The Nigeria Data Protection Commission (NDPC) has commenced an investigation into an alleged customer data breach involving Sterling Bank, Remita Payment Services Ltd. and other entities.
This was contained in a statement released on Sunday, April 5, and signed by Babatunde Bamigboye, Head, Legal, Enforcement & Regulations at the Commission.
“The Nigeria Data Protection Commission (NDPC) is carrying out an investigation into an alleged data breach involving Remita Payment Services Ltd., Sterling Bank and other entities. In line with the Commission’s procedure, Notice of Investigation was duly served on the 1st of April, 2026. Relevant parties and individuals have been providing information for the purpose of addressing the incident,” the statement seen by TechMedia Africa reads in part.
A threat actor identified as ByteToBreach has also claimed responsibility for breaching Sterling Bank, Remita Payment Services Ltd., and other related entities, raising concerns over the safety of customer data.
How Sterling Bank and Remita Customer Data Was Breached
According to documents seen by TechMedia AfricaNairametrics, purportedly from ByteToBreach, the breach involved a large volume of sensitive data linked to customers and staff.
- “900,000~ customers accounts and +3000 employees from Sterling Bank, and a separate database from the majority stake holders, Cardinal Stone.”
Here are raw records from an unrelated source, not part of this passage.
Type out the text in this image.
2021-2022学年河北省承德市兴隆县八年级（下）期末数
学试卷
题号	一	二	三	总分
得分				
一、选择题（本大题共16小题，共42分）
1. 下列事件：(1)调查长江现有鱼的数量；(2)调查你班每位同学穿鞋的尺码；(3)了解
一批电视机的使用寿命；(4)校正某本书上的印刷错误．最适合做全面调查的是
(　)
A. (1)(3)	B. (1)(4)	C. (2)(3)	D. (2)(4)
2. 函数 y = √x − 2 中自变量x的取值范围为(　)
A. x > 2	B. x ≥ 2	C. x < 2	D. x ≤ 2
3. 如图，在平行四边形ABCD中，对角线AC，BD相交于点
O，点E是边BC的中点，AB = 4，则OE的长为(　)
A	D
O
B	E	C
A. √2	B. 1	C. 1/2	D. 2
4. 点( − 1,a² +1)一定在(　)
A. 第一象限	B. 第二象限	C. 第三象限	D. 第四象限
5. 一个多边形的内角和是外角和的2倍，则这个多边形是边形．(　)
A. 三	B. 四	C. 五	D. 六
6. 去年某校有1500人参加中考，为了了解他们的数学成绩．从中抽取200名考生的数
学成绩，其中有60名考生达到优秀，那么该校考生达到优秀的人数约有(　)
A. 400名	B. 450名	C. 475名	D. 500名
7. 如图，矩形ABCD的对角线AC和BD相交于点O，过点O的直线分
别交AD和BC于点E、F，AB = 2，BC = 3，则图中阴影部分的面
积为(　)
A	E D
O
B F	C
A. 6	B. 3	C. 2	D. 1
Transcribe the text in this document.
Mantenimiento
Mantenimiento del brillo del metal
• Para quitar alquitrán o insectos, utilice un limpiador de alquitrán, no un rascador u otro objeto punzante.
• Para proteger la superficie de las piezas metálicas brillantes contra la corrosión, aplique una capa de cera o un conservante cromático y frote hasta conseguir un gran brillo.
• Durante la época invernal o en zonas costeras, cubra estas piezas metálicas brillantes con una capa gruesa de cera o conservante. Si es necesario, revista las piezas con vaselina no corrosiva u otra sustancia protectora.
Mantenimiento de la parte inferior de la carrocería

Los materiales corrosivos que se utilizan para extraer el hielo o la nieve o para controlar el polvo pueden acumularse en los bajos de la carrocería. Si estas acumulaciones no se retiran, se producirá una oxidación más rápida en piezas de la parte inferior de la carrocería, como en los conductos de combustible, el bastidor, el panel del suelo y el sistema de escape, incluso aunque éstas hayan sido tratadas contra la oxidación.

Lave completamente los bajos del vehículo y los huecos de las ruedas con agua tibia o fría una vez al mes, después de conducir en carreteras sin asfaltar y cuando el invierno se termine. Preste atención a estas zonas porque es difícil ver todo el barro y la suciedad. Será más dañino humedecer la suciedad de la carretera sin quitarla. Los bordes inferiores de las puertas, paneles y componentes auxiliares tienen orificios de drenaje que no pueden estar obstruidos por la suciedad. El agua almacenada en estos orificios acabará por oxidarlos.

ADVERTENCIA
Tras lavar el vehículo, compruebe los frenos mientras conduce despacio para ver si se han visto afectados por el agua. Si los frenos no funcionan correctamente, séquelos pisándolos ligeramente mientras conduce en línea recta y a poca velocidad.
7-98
The hacker claims the stolen data includes the personal files of top executives, including CEO Abubakar Suleiman and Chairman Olatunji Mayaki. The trove allegedly contains highly sensitive information such as Bank Verification Numbers (BVN), international passports, transaction histories, and credit scores.
ByteToBreach blamed Sterling Bank for the incident, alleging lapses in its security infrastructure.
“Important point: Everything is hosted on the networks and ASN infrastructure of Sterling Bank Plc (ASN > AS328053), and they hold the full responsability for failing to maintain security for their bank. There is no imaginary third party or scapegoat partner involved in this compromise. This is a 100% failure from Sterling Bank.”
NDPC Response to the Breach
The NDPC said it has initiated a probe to determine the extent of the alleged breach and ensure that affected individuals are adequately protected.
“The Nigeria Data Protection Commission (NDPC) is carrying out an investigation into an alleged data breach involving Remita Payment Services Ltd., Sterling Bank and other entities. In line with the Commission’s procedure, Notice of Investigation was duly served on the 1st of April, 2026. Relevant parties and individuals have been providing information for the purpose of addressing the incident.”
The Commission added that the investigation would assess the categories of personal data involved, the scale and nature of the breach, the risks posed to affected individuals, and the measures taken to mitigate any confirmed compromise.
NDPC further disclosed that its National Commissioner/CEO, Vincent Olatunji, has ordered a broader review of organisations using digital payment systems.
“Organisations that employ digital payment systems without putting in place appropriate technical and organisational measures as mandated under the Nigeria Data Protection Act, 2023 (NDP Act), will also be examined as part of a wider effort to ensure the integrity of the ecosystem.”
How Cyber Attacks is Affecting Nigeria’s Financial Sector
Data breaches of this nature have previously drawn regulatory scrutiny from the NDPC.
In February 2026, the Commission launched a probe into alleged data exposure involving the e-commerce platform Temu, reportedly affecting 12.7 million Nigerians.
Cyberattacks targeting financial institutions have also continued to rise, often resulting in significant financial losses.
According to the Nigeria Inter-Bank Settlement System, Nigerian banks lost about ₦52.26 billion to fraud in 2024, representing a sharp increase compared to the previous year.
In a recent article, TechMedia Africa reported that in the first half of 2025 alone, Access Bank reportedly recorded losses of N1.64 billion to cyber fraud, while United Bank for Africa and Guaranty Trust Bank lost N288 million and N225 million respectively.
Due to the rising cases of these cyber attacks in Nigeria’s financial sector, the country’s apex bank, CBN, recently directed banks and other financial institutions to implement a Cybersecurity Self-Assessment Tool (CSAT) to strengthen the sector’s resilience against growing cyber threats.